The President of the NBA is, by the association’s constitution, the principal spokesman of the association. He or she is empowered to direct all the other officers of the association; coordinate the activities of all branches of the association; and provide direction and leadership to all committees of the association. However, the decision-making organ of the NBA is the National Executive Committee (NEC). The NEC is a ludicrously large body that comprises all the national officers, all past presidents and general secretaries, all chairmen and secretaries of registered branches, chairmen and secretaries of sections, and other ‘deserving’ members co-opted by the NEC not exceeding 180 members.

In emergency cases, the national officers may make decisions. But they must report to the next National Executive meeting for ratification. In fact, a national officer may be removed from office by two-thirds majority of the NEC for disobedience to the NEC.

The laudable aims and objectives of the association are to be carried out by committees. These committees are to be constituted by the NEC on the advice of the President. The NEC appoints the members of the electoral committee in charge of NBA’s elections. Decisions by the NEC are either by consensus, simple majority or where it is so decided in respect of an issue by secret ballot.

The NBA has eleven standing committees, including the judiciary committee and the law reform committee. The former is responsible for investigating allegations of corruption or misconduct involving any member and members of the judiciary and others; while the latter is responsible for liaising with the National Assembly and making inputs into laws being contemplated or considered by the legislature, and also advising the NEC on laws to be proposed to the Federal Government for promulgation or reform. There is also the human rights committee, which promotes and protects the principles of the rule of law and fundamental human rights and liberties.

The failure of the NBA to achieve all of these objectives cannot be blamed on the national officers alone. Members of these committees are also culpable.

Any chance at a progressive change might start with, but must go beyond, the person occupying the office of President of the association. Unlike the President of Nigeria who gets to pick his Vice-President and ministers, the President of the NBA must work with other elected officials like him and a large NEC whose composition is likely to include the “principalities and powers” who resist reforms or progressive change of any kind.

The social engagement that led to the emergence of the winner of the elections must be sustained to actualize whatever reforms are to be implemented. Social engagement must be intelligent enough not to focus on just the President or national officers but also on the different structures that make up the whole of the NBA – the branches, sections and committees.
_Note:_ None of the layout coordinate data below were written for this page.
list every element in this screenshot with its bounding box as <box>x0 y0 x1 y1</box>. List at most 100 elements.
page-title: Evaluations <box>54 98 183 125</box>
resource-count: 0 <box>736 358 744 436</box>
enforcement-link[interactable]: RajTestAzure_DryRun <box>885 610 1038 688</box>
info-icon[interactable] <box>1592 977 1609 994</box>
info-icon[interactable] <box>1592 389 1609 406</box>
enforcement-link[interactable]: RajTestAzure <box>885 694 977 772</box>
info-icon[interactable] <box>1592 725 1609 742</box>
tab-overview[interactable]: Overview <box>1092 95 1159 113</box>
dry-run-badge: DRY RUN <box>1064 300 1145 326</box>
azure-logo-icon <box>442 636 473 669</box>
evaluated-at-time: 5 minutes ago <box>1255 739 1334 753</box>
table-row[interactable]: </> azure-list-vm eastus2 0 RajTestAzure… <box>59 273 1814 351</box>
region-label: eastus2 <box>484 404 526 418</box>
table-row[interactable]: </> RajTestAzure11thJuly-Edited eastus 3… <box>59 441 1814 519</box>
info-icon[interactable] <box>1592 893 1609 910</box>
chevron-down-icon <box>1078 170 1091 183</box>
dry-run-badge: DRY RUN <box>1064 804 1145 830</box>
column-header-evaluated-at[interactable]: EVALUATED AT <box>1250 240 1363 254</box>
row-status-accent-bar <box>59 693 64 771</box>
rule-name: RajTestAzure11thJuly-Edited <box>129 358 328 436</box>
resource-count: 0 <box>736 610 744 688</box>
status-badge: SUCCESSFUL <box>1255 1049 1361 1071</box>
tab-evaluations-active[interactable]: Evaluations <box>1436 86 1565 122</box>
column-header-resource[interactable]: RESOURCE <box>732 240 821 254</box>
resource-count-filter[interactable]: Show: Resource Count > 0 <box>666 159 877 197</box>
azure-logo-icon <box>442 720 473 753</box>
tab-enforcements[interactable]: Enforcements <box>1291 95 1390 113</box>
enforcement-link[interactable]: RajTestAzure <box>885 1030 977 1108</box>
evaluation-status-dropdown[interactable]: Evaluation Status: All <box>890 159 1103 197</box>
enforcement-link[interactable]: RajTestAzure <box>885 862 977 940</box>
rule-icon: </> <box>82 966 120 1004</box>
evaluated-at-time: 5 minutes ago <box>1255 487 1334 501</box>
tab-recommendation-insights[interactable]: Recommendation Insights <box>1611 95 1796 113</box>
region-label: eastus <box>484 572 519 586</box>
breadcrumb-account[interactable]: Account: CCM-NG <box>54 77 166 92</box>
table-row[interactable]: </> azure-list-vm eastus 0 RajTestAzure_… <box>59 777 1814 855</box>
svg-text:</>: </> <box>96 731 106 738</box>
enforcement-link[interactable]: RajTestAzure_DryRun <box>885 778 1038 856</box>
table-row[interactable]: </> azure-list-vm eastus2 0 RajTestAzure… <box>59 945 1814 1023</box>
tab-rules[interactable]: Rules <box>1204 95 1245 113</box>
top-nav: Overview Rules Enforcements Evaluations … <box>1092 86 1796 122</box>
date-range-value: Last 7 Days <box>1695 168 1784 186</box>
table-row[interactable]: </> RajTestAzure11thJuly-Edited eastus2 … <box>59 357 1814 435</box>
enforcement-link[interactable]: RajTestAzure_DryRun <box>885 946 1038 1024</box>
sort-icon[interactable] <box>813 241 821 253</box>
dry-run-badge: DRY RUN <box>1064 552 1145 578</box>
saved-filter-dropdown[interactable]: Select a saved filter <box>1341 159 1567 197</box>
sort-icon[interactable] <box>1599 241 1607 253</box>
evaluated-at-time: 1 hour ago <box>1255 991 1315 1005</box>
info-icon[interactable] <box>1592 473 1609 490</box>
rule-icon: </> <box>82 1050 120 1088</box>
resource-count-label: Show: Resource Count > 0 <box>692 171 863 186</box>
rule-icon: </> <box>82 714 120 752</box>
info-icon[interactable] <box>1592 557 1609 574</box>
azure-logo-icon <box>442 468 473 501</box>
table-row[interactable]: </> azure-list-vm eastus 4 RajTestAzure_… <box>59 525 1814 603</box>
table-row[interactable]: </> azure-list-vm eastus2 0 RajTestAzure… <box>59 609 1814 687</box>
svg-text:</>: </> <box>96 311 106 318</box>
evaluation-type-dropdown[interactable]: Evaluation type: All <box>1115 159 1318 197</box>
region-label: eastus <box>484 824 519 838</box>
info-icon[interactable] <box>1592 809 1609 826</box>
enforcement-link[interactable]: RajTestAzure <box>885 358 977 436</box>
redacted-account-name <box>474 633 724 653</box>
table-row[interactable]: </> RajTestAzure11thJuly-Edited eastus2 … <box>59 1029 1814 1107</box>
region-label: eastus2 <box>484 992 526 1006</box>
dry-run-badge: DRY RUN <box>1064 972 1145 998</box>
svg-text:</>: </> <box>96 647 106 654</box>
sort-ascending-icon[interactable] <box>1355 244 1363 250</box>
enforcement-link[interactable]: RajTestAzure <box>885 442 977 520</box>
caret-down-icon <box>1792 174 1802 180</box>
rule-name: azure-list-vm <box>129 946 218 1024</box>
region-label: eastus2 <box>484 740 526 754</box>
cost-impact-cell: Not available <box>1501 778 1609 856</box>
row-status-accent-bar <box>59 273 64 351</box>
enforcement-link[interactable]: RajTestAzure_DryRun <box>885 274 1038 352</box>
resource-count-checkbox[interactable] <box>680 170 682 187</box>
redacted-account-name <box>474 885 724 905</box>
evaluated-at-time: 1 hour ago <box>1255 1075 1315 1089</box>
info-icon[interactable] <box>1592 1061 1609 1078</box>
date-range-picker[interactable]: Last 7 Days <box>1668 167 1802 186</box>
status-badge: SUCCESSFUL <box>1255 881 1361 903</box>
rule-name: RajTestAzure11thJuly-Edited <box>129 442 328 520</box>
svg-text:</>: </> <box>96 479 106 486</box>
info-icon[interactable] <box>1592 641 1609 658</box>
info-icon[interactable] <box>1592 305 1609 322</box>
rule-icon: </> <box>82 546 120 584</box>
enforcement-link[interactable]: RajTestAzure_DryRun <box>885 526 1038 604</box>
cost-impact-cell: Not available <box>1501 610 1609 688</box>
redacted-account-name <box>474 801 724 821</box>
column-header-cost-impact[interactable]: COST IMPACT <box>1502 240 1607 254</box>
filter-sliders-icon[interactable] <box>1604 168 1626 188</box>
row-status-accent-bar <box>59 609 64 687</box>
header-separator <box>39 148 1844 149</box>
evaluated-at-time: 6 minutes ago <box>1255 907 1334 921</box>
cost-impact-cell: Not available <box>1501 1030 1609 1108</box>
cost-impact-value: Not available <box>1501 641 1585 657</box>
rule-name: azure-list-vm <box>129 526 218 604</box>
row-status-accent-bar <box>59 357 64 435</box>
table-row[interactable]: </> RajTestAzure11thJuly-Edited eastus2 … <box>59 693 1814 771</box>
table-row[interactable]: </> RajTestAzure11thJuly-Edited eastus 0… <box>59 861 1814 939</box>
The different heads of these structures must become equally popular and be engaged with their programmes and tasks. The activities of the NEC should become of interest to lawyers who must demand transparency and accountability.

Nigeria’s democracy needs a strong, independent, vibrant and reliable bar association. However, in order to take its place, the NBA must first clean its house. The generation that will dispense with the ancient principles of legal practice that relate more to form but have no substantive benefits has arrived. The passion for a better bar association and a better country is available. But is the intelligence to make it happen present?